In reality, the popularity of the government’s social programs is such that Capriles had to publicly say the opposition was in favour of them, but leaked opposition documents revealed his plan to dismantle them.

Capriles had to pitch himself as a leftist and the opposition was forced to accept the election results due to the painstaking efforts to institute a transparent electoral system with unprecedented international supervision. But we are told it was Capriles who pressured Chavez.

And better still, the same opposition that denigrated the literacy and other mass education campaigns of the past decade is said to have forced the government “to pay attention to quality education”.
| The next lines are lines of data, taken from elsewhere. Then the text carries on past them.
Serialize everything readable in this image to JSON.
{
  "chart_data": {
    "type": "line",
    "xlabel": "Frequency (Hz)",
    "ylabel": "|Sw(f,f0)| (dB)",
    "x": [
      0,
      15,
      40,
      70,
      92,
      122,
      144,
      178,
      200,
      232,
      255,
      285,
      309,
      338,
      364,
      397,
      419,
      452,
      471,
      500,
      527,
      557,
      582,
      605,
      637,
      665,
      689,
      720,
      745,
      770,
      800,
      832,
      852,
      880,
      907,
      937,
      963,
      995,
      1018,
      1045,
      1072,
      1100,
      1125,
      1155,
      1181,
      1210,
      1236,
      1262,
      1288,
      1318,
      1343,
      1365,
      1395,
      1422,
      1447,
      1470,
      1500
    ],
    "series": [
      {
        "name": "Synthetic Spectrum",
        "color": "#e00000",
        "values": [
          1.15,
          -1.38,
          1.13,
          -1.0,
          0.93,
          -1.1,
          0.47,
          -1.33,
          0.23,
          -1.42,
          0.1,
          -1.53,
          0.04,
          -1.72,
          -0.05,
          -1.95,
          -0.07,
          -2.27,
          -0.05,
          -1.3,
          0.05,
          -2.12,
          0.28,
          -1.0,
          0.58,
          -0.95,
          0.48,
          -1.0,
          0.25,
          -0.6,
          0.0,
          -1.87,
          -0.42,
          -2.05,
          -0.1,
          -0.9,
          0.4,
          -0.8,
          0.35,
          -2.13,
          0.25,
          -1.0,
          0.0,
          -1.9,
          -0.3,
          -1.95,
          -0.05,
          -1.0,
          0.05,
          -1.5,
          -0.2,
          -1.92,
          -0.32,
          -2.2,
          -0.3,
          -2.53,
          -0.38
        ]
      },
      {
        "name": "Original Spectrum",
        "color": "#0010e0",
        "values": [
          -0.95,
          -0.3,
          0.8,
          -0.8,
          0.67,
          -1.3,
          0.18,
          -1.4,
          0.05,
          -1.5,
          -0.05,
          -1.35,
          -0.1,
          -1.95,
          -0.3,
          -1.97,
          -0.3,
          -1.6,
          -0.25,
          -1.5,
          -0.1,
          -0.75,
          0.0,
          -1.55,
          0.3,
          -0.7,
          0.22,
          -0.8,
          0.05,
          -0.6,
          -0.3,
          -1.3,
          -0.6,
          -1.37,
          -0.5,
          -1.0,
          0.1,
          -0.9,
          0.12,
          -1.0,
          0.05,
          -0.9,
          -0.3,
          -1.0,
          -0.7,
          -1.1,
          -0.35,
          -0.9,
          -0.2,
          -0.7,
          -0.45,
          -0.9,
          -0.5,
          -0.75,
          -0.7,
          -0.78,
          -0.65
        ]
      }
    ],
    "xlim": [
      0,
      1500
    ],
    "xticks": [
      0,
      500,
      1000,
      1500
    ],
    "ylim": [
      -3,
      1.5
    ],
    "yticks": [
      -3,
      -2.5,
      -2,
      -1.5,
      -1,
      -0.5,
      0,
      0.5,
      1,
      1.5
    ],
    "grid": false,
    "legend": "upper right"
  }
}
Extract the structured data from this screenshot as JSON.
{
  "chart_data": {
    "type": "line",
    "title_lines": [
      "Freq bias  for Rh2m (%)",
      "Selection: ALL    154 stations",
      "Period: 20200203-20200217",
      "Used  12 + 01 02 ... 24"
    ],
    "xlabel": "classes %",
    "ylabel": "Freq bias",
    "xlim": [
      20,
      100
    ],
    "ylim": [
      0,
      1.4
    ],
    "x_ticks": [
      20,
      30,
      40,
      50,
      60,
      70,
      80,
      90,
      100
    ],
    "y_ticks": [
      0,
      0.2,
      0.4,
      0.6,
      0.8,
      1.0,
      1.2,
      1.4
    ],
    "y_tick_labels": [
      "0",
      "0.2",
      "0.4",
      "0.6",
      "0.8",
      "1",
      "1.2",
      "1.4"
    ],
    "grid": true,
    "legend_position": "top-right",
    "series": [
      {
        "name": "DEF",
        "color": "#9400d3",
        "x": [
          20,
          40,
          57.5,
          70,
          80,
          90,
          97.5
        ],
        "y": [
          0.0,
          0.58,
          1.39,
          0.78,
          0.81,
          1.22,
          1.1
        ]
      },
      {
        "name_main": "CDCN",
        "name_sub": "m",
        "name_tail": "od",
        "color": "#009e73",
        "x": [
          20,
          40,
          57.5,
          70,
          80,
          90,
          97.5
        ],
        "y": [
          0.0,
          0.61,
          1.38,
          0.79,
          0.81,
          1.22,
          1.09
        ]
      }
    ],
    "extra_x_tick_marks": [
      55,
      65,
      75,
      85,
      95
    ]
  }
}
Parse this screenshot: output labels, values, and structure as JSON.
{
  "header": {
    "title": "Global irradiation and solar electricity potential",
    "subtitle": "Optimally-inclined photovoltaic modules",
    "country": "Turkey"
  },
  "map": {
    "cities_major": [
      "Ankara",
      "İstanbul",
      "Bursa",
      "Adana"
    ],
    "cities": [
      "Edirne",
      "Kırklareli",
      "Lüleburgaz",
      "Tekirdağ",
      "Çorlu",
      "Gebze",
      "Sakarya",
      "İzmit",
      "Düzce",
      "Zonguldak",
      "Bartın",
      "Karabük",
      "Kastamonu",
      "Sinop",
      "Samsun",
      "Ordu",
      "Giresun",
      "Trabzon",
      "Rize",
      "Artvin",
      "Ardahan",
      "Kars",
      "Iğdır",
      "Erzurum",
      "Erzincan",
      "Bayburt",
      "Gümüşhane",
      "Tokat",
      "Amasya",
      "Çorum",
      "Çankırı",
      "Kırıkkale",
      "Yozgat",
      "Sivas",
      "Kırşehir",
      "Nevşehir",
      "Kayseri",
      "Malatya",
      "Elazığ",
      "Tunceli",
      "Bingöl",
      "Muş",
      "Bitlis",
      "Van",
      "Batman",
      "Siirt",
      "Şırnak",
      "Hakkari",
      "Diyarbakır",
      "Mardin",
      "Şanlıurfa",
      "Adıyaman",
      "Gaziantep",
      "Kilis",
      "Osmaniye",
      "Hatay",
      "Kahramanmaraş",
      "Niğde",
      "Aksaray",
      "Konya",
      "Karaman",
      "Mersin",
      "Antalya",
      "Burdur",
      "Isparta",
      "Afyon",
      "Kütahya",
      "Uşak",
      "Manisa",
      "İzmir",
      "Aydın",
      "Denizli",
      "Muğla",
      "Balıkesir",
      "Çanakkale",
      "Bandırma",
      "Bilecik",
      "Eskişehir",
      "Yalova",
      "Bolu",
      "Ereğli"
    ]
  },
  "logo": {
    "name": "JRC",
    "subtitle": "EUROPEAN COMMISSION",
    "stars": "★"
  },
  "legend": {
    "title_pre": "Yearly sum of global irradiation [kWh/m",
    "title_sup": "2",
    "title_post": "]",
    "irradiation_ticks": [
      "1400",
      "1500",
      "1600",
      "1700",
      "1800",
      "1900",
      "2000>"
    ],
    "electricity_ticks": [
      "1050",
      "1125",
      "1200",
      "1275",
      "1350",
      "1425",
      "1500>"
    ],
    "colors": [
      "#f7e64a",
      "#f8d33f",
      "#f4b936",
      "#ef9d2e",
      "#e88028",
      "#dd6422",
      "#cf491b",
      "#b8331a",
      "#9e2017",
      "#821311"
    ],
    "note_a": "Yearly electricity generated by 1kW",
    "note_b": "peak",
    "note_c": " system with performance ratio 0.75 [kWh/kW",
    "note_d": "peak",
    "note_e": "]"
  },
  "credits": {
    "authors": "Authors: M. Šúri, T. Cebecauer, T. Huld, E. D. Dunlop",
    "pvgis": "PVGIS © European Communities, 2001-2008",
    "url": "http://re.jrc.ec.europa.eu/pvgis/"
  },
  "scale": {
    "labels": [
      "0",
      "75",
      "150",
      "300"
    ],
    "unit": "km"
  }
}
We are told Chavez spent much of the year insulting “Capriles and his followers” as “squalid good-for-nothings, little Yankees and fascists”. Left out is the  opposition’s regular jibes about Chavez’s  African facial features, his “common” way of speaking or his hilarious cancer-induced baldness.

And anyway, was it really the “Yankee and fascist” credentials of the opposition (that is, organising a fascist coup and getting funding from Washington) that “represented nearly half the electorate” as Neuman claimed? Or did those that voted for Capriles do so for a range of other reasons, not least among them that the private media sold him as a progressive left-wing candidate?

At any rate, Chavez’s insults, we’re told, “seemed to lose their sting” as the campaign went on (he can’t even insult effectively!) under the weight of the opposition’s growing “momentum”. The Chavez campaign filling Caracas’s seven major avenues with almost certainly the largest demonstration in Venezuela’s history three days before the vote clearly does not constitute momentum worth mentioning for Neuman.

Through selection of evidence, biased language, omission, and unsubstantiated claims, Neuman paints a false picture ― and this is an article that, by comparison with other Western media coverage, is relatively generous towards the Bolivarian process that has halved poverty in Venezuela.

Serious journalism regarding Venezuela requires covering the significant social achievements of the revolution and an informed discussion of its many shortcomings. Unfortunately, if Neuman’s article is anything to go by, the liberal corporate media will not provide you with either.